When the defendant is the US, the guilty bar is lowered to the floor
By Jay Tea on War On Terror Wizbang
Rob over at Say Anything (a former GuestBanger around these parts) has an article up that got me thinking about a larger issue. In that piece, Rob skillfully dismantles a load of tripe that the United States used "chemical weapons" and "weapons of mass destruction" in the Battle of Fallujah.
This dreadful, terrifying, horrible weapon? White phosphorus.
Now, white phosphorus has been used by the military since Viet Nam, and almost never as a direct weapon. It's used for lighting and smoke generation -- paradoxically, to make things visible and invisible. It's rarely used as a direct weapon against people or targets because we, quite simply, have stuff that's far more efficient -- like thermite or napalm.
And it's not really a great innovation. The idea of having something that will generate great amounts of light on a battlefield, or spew out concealing smoke, goes back a very long time. Just in the 20th Century flares and flare shells (fired by large guns) were used in both World Wars, "smoke screens" date back centuries, and "tracer rounds" (glowing rounds of ammunition that allow the shooter to see where their fire is ending up) were introduced in World War I. The appeal of white phosphorus (or "Willy Pete," as the users often shorten it) is that it both illuminates and conceals, and does both exceptionally well. But to call it a "weapon of mass destruction" is like putting a machine gun on a bulldozer and calling it a "tank."
So, what's the point of doing so, other than demonstrating the observer's rank ignorance? I think it could be a smidgen more insidious than that.
The current theme of most political discussions around the world is "just how bad the US is." That we're the bad guys is a given; it's only a question of how bad we are. And in that context, there is a definite bias and trend towards hyping anything we do as the epitome of evil.
We use white phosphorus in Fallujah, to illuminate the enemy and make them easier to kill. If some happens to directly hit one, then it's "chemical warfare" and "using a weapon of mass destruction." But if the other side finds one of Saddam's supposedly-nonexistent poison-gas artillery shells and uses it to fashion an IED against our forces, that's an "aberration" and a "fluke."

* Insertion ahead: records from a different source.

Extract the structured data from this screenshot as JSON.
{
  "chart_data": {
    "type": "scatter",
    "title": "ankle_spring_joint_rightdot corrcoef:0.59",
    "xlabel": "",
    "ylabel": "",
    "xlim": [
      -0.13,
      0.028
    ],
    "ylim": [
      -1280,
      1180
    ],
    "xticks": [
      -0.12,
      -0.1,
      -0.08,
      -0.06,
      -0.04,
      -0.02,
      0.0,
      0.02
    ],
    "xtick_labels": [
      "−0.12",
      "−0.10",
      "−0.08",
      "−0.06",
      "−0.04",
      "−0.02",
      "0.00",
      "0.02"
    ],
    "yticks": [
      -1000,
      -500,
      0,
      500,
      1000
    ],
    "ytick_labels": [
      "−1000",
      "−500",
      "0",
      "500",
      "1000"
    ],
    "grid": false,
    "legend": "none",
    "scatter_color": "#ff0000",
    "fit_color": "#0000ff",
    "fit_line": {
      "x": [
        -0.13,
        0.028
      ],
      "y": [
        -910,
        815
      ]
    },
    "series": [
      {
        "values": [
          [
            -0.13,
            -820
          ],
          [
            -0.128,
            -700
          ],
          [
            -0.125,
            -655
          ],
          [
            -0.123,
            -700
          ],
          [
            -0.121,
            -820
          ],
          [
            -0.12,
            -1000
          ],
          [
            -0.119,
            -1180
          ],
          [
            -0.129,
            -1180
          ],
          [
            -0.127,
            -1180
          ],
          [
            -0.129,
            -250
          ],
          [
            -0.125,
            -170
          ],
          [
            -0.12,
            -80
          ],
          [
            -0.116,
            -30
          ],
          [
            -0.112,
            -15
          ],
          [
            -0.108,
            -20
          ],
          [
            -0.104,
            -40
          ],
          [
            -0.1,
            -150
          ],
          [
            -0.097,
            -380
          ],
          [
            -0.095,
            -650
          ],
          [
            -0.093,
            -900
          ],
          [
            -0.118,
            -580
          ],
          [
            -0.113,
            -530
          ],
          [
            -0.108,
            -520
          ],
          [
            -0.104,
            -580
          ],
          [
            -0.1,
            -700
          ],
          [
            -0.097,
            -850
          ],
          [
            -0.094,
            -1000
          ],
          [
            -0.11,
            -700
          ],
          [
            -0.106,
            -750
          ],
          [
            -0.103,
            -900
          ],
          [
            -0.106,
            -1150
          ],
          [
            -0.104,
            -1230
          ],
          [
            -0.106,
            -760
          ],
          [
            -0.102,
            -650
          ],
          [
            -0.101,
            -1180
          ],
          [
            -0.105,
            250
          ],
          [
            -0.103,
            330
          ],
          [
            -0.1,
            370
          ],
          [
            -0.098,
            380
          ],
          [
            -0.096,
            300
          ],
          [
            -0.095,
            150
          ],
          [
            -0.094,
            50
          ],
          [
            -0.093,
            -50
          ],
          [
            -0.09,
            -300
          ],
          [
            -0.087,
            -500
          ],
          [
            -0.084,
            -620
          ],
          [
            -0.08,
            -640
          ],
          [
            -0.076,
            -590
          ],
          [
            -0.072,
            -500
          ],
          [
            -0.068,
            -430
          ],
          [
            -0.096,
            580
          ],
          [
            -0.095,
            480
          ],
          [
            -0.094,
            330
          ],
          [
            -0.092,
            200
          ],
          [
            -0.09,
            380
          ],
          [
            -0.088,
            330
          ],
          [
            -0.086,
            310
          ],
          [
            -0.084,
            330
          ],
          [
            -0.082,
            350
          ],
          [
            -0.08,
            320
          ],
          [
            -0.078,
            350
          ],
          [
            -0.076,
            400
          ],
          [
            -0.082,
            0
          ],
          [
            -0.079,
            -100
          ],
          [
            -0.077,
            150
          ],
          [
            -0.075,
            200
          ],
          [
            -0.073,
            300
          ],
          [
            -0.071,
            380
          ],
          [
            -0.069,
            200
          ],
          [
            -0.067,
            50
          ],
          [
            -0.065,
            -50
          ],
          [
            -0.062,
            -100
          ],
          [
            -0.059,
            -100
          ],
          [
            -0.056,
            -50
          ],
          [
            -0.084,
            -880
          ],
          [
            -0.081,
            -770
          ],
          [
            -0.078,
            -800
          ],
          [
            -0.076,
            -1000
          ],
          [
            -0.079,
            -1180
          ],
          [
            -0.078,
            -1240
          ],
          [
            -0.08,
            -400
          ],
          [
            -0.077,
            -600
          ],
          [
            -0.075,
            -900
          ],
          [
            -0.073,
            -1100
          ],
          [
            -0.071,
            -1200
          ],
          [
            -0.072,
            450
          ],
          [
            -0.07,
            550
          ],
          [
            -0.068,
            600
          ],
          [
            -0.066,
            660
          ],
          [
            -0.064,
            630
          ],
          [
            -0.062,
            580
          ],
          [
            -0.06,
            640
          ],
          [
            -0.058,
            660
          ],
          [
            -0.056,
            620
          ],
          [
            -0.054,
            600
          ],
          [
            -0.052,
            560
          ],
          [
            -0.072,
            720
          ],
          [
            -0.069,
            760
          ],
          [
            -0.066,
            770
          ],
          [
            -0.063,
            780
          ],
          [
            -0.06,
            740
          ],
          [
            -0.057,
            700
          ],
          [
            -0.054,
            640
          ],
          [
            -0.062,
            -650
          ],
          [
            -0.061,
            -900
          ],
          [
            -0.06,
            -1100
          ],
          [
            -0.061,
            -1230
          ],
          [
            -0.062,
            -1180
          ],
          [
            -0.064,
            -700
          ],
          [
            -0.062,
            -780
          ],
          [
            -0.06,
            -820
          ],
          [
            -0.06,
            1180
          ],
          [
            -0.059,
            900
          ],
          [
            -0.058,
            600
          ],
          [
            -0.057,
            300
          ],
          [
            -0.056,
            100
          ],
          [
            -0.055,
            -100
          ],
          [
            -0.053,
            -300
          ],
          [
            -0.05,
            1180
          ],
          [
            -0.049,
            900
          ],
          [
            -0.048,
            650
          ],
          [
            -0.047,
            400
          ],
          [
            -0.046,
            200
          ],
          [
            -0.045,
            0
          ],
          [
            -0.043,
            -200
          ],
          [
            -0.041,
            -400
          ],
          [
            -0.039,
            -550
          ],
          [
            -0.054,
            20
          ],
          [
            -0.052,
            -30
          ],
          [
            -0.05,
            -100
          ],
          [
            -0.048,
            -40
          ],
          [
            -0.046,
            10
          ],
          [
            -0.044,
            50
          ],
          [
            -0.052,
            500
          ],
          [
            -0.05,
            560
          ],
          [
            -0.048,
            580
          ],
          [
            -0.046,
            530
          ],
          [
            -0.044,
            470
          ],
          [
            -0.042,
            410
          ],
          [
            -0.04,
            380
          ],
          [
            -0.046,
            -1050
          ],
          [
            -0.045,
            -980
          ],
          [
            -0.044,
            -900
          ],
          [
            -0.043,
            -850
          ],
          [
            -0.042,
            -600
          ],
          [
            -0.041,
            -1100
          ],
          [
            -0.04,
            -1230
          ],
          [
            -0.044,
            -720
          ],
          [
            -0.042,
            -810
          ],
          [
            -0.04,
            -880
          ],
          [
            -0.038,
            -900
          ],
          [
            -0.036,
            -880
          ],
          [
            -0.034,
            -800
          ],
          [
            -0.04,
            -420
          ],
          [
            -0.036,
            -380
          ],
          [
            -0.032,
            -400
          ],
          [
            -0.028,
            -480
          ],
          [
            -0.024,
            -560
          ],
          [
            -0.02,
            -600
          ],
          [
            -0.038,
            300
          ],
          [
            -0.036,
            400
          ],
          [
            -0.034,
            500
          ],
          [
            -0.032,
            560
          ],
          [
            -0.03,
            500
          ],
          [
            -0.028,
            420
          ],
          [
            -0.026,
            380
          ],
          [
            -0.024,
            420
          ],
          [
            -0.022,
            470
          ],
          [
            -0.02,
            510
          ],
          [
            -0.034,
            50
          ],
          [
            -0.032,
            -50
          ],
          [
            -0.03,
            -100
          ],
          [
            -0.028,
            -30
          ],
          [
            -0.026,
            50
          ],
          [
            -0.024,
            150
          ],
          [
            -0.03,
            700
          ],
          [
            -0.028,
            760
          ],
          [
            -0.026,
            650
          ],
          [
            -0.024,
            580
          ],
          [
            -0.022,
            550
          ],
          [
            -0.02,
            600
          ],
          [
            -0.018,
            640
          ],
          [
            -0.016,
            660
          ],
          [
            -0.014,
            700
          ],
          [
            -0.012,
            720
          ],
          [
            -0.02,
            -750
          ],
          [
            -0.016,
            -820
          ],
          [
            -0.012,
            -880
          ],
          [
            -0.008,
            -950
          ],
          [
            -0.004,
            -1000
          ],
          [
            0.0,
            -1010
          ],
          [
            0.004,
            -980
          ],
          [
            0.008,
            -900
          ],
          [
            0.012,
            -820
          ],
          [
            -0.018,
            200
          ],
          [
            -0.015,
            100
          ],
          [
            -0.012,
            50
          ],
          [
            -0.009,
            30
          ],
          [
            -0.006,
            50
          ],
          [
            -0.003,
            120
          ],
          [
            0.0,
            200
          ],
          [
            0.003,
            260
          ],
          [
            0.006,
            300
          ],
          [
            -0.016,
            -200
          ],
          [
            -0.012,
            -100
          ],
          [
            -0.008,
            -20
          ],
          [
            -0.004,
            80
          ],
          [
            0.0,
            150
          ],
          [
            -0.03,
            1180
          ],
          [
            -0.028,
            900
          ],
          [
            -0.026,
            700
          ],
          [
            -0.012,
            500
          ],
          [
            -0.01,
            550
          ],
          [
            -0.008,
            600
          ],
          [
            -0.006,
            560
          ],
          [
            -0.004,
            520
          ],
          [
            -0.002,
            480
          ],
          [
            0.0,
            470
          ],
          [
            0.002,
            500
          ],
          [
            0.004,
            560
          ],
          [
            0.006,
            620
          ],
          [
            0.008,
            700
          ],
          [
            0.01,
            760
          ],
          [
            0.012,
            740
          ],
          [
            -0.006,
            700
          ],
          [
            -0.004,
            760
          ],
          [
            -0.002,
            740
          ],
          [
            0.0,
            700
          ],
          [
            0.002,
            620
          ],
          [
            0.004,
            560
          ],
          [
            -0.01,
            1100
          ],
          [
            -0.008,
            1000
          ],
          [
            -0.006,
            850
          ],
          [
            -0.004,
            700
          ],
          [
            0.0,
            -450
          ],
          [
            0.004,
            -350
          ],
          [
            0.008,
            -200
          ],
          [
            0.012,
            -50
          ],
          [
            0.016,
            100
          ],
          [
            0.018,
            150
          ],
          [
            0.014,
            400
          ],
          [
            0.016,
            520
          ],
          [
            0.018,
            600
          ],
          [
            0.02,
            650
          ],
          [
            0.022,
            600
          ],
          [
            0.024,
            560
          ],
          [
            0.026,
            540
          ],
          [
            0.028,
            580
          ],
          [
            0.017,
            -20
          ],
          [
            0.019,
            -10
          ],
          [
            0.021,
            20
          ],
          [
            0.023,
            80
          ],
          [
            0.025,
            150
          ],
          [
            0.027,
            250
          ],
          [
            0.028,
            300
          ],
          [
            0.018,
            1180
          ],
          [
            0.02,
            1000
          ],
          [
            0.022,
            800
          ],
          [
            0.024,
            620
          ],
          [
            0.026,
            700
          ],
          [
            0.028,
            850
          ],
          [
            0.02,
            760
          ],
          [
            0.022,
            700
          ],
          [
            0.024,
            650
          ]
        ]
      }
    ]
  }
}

Our enemies include a regime that used rape as a weapon of oppression, that executed its enemies by feeding them into shredders and throwing them off buildings. They punished "criminals" by amputation and execution, including such notable techniques as stoning and smothering. Yet we are accused of "torture" when we inflict such horrid fates as loud music, overly warm or cool temperatures, and assaults on their dignity (not health, but dignity and pride).
The other side routinely targets civilians for slaughter, often singling out for attack the most innocent and vulnerable populations they can find (witness the Beslan school massacre). Our side goes out of its way to avoid or minimize civilian casualties, to the point where Israel actually reduces the explosives in its missiles to reduce their effectiveness when hunting terrorists who deliberately surround themselves with civilians, yet we are the perpetrators of massacres and wholesale butchery.
Paradoxically, I find myself agreeing with the critics, in general principle. We ARE better than those we fight, and we OUGHT to hold ourselves to a much higher standard than we expect from them. Hell, that difference is one of the key moral reasons we ought to fight.
But to carry it to the extremes they are using, by raising the bar to impossible levels for us while utterly ignoring the routine obscenities practiced by the other side, isn't fair or just or right. It's simple propagandizing against us, and it needs to be recognized as such -- and its practitioners need and deserve our scorn, our sanction, our refusal to accept it passively.
Maybe we're not the perfect good guys, the proverbial "white hats" all filled with virtue and kindness and goodness in this fight. But dammit, we're a hell of a lot better than the black hats, and that fact needs to be reinforced again and again and again in the face of such people as Michael Moore, Cindy Sheehan, Ramsey Clark, and their ilk.